Ezidiler; Ortadoğu’da, Türkiye, Suriye, Irak ve eski Sovyet coğrafyasında yaşayan kadim bir inancın ve kültürün taşıyıcıları olarak tarih boyunca çok sayıda zulüm ve saldırıya maruz kalmış, etnik ve dinsel hedef haline getirilmiş bir halktır.
2014 yılına kadar 72 kez fermanla, yani kitlesel katliamlarla karşılaşan Ezidiler, IŞİD’in saldırılarını ise “73’üncü ferman” olarak adlandırmaktadır.
Ağustos 2014’te IŞİD’in Musul’un batısındaki Şengal Dağları’na ve Ezidxan’a (Ezidilerin topraklarına) başlattığı saldırılar sonucunda binlerce Ezidi, evlerini ve yurtlarını terk etmek zorunda kaldı. Arkalarında sadece eşyalarını değil, IŞİD tarafından zorla alıkonulan yakınlarını da bıraktılar.
Şengal ve çevresinde yaklaşık 550 bin Ezidi’nin yaşadığı bu bölgede, IŞİD binlerce kişiyi öldürdü, kadın, erkek ve çocukları kaçırdı. Özellikle Ezidi kadınlar ve kız çocukları “savaş ganimeti” olarak pazarlarda satıldı. Bu saldırı sonucunda yüzbinlerce Ezidi, Irak Kürdistan Bölgesi, Suriye, Türkiye ve Avrupa ülkelerine göç etmek zorunda kaldı.
İlk olarak Avrupa Parlamentosu, Şubat 2016’da IŞİD’in Ezidilere yönelik saldırılarını soykırım olarak tanıdı. Aynı yıl, Birleşmiş Milletler İnsan Hakları Konseyi de Haziran 2016’da yayımladığı raporla, Ezidilere yönelik bu saldırıları “soykırım suçu” kapsamında değerlendirdi.
Bugün itibarıyla ABD, Almanya, İngiltere, Hollanda, Kanada ve Ermenistan’ın da aralarında bulunduğu yaklaşık 20 ülke Ezidi Soykırımı’nı resmen tanımış durumdadır.
Yaşananların üzerinden 11 yıl geçmesine rağmen, Şengal ve çevresine yalnızca 150 bin Ezidi dönebilmiş; geri kalan yüz binlercesi halen kamplarda, zor koşullar altında yaşam mücadelesi vermektedir.

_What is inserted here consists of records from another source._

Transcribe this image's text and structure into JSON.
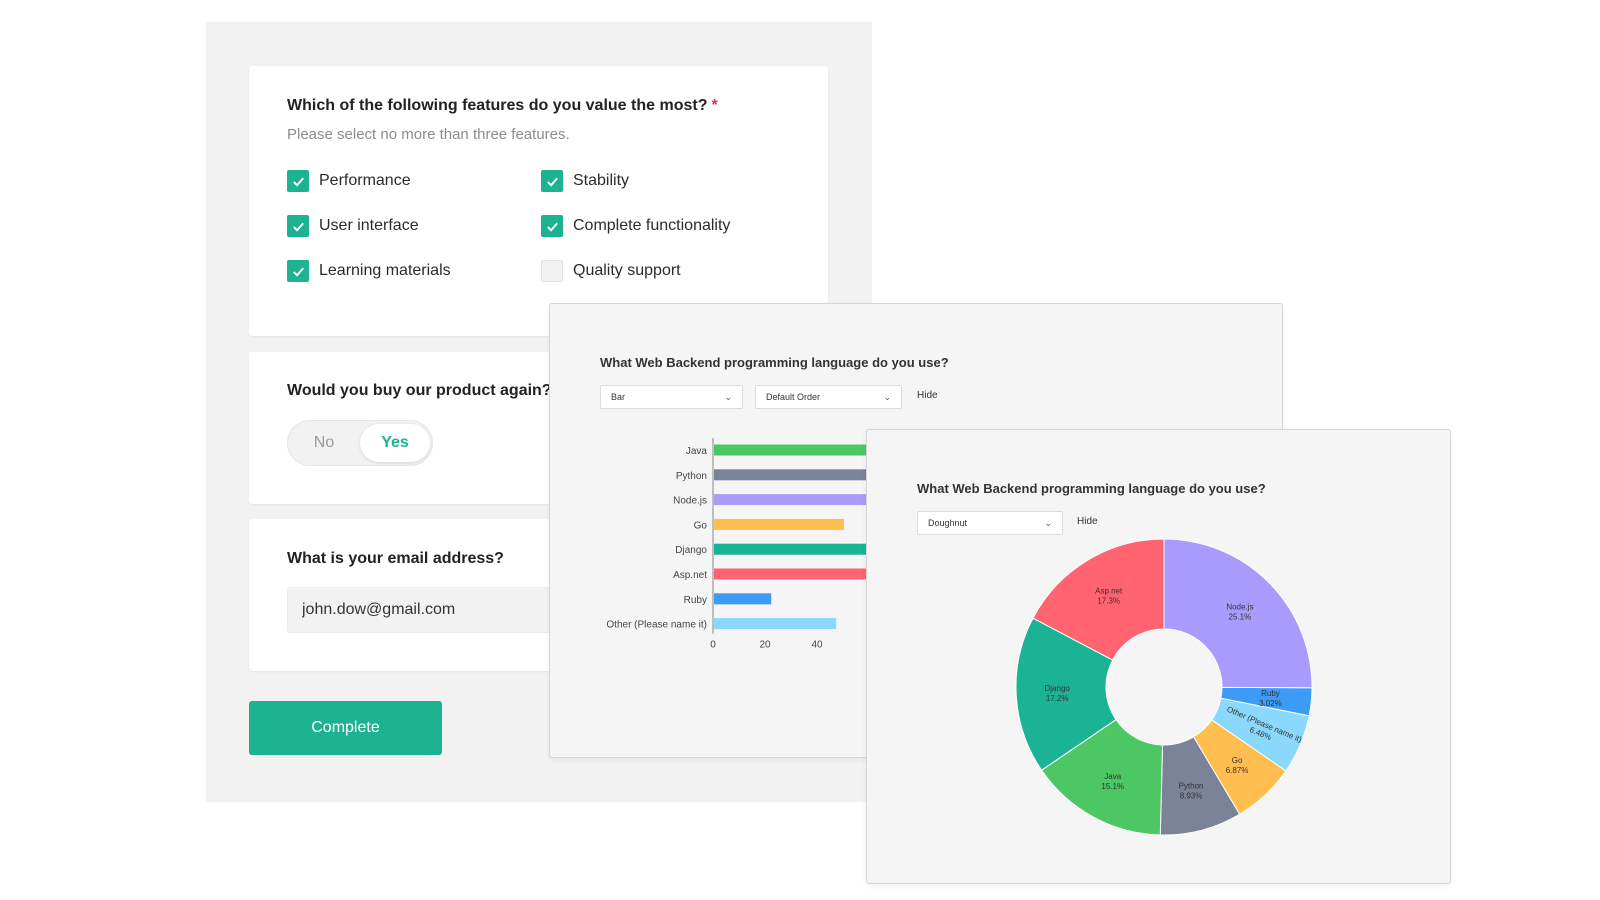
{
  "survey": {
    "q1": {
      "title": "Which of the following features do you value the most?",
      "required_mark": "*",
      "hint": "Please select no more than three features.",
      "options": [
        {
          "label": "Performance",
          "checked": true
        },
        {
          "label": "Stability",
          "checked": true
        },
        {
          "label": "User interface",
          "checked": true
        },
        {
          "label": "Complete functionality",
          "checked": true
        },
        {
          "label": "Learning materials",
          "checked": true
        },
        {
          "label": "Quality support",
          "checked": false
        }
      ]
    },
    "q2": {
      "title": "Would you buy our product again?",
      "no_label": "No",
      "yes_label": "Yes",
      "selected": "Yes"
    },
    "q3": {
      "title": "What is your email address?",
      "value": "john.dow@gmail.com"
    },
    "complete_label": "Complete"
  },
  "bar_panel": {
    "title": "What Web Backend programming language do you use?",
    "chart_type_select": "Bar",
    "order_select": "Default Order",
    "hide_label": "Hide"
  },
  "donut_panel": {
    "title": "What Web Backend programming language do you use?",
    "chart_type_select": "Doughnut",
    "hide_label": "Hide"
  },
  "colors": {
    "accent": "#1db390",
    "required": "#e0314a"
  },
  "chart_data": [
    {
      "type": "bar",
      "orientation": "horizontal",
      "categories": [
        "Java",
        "Python",
        "Node.js",
        "Go",
        "Django",
        "Asp.net",
        "Ruby",
        "Other (Please name it)"
      ],
      "values": [
        60,
        60,
        60,
        50,
        60,
        60,
        22,
        47
      ],
      "x_ticks": [
        0,
        20,
        40
      ],
      "colors": [
        "#4cc764",
        "#7a8398",
        "#a99bfc",
        "#ffbe4f",
        "#1ab394",
        "#ff6470",
        "#3c9bf5",
        "#8ad9fc"
      ]
    },
    {
      "type": "pie",
      "variant": "doughnut",
      "slices": [
        {
          "label": "Node.js",
          "value": 25.1,
          "value_label": "25.1%",
          "color": "#a99bfc"
        },
        {
          "label": "Ruby",
          "value": 3.02,
          "value_label": "3.02%",
          "color": "#3c9bf5"
        },
        {
          "label": "Other (Please name it)",
          "value": 6.48,
          "value_label": "6.48%",
          "color": "#8ad9fc"
        },
        {
          "label": "Go",
          "value": 6.87,
          "value_label": "6.87%",
          "color": "#ffbe4f"
        },
        {
          "label": "Python",
          "value": 8.93,
          "value_label": "8.93%",
          "color": "#7a8398"
        },
        {
          "label": "Java",
          "value": 15.1,
          "value_label": "15.1%",
          "color": "#4cc764"
        },
        {
          "label": "Django",
          "value": 17.2,
          "value_label": "17.2%",
          "color": "#1ab394"
        },
        {
          "label": "Asp.net",
          "value": 17.3,
          "value_label": "17.3%",
          "color": "#ff6470"
        }
      ]
    }
  ]
}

Ezidileri Kurtarma Ofisi’nin verilerine göre IŞİD, Ağustos 2014’te 6.417 Ezidi’yi kaçırdı. Kaçırılanların 3.548’i kadın, 2.869’u ise erkekti. 2019’dan bu yana 3.562 kişi kurtarılmış olsa da hâlâ yaklaşık 2.600 Ezidi kayıptır.
Bu soykırımda, Bosna ve Ruanda’da olduğu gibi; sistematik olarak tecavüz, cinsel köleliğe zorlama, zorla evlendirme gibi insanlığa karşı suçlar işlendi. IŞİD tarafından öldürülen Ezidilere ait 85’in üzerinde toplu mezar tespit edilmiş, bunlardan yalnızca 15 kadarı açılabilmiş ve yüzlerce cesede ulaşılmıştır.
İnsan Hakları Derneği olarak, Ezidilere yönelik bu insanlık dışı saldırılarda hayatını kaybedenleri bir kez daha saygıyla anıyoruz.
Avrupa Parlamentosu ve Birleşmiş Milletler İnsan Hakları Konseyi’nin Ezidi Soykırımı’nı tanıması şüphesiz ki tarihi bir adımdır. Ancak yeterli değildir.
Buradan bir kez daha başta Türkiye olmak üzere Ezidi Soykırımı’nı hâlâ tanımamış tüm devletleri; 2014 yılında Ezidi halkına yönelik gerçekleştirilen bu vahşeti soykırım olarak tanımaya çağırıyoruz.
Birleşmiş Milletler Soykırım Suçunun Önlenmesi ve Cezalandırılması Sözleşmesi uyarınca Uluslararası Ceza Mahkemesi’nin yetkilendirilmesini, sorumluların adalet önünde hesap vermesini ve bu ağır suçların cezasız kalmamasını talep ediyoruz.
Ayrıca başta Birleşmiş Milletler olmak üzere tüm devletleri ve uluslararası kurumları, Ezidi halkının kendi kaderini tayin etme, soykırıma karşı direnme ve var olma hakkına saygı göstermeye davet ediyoruz.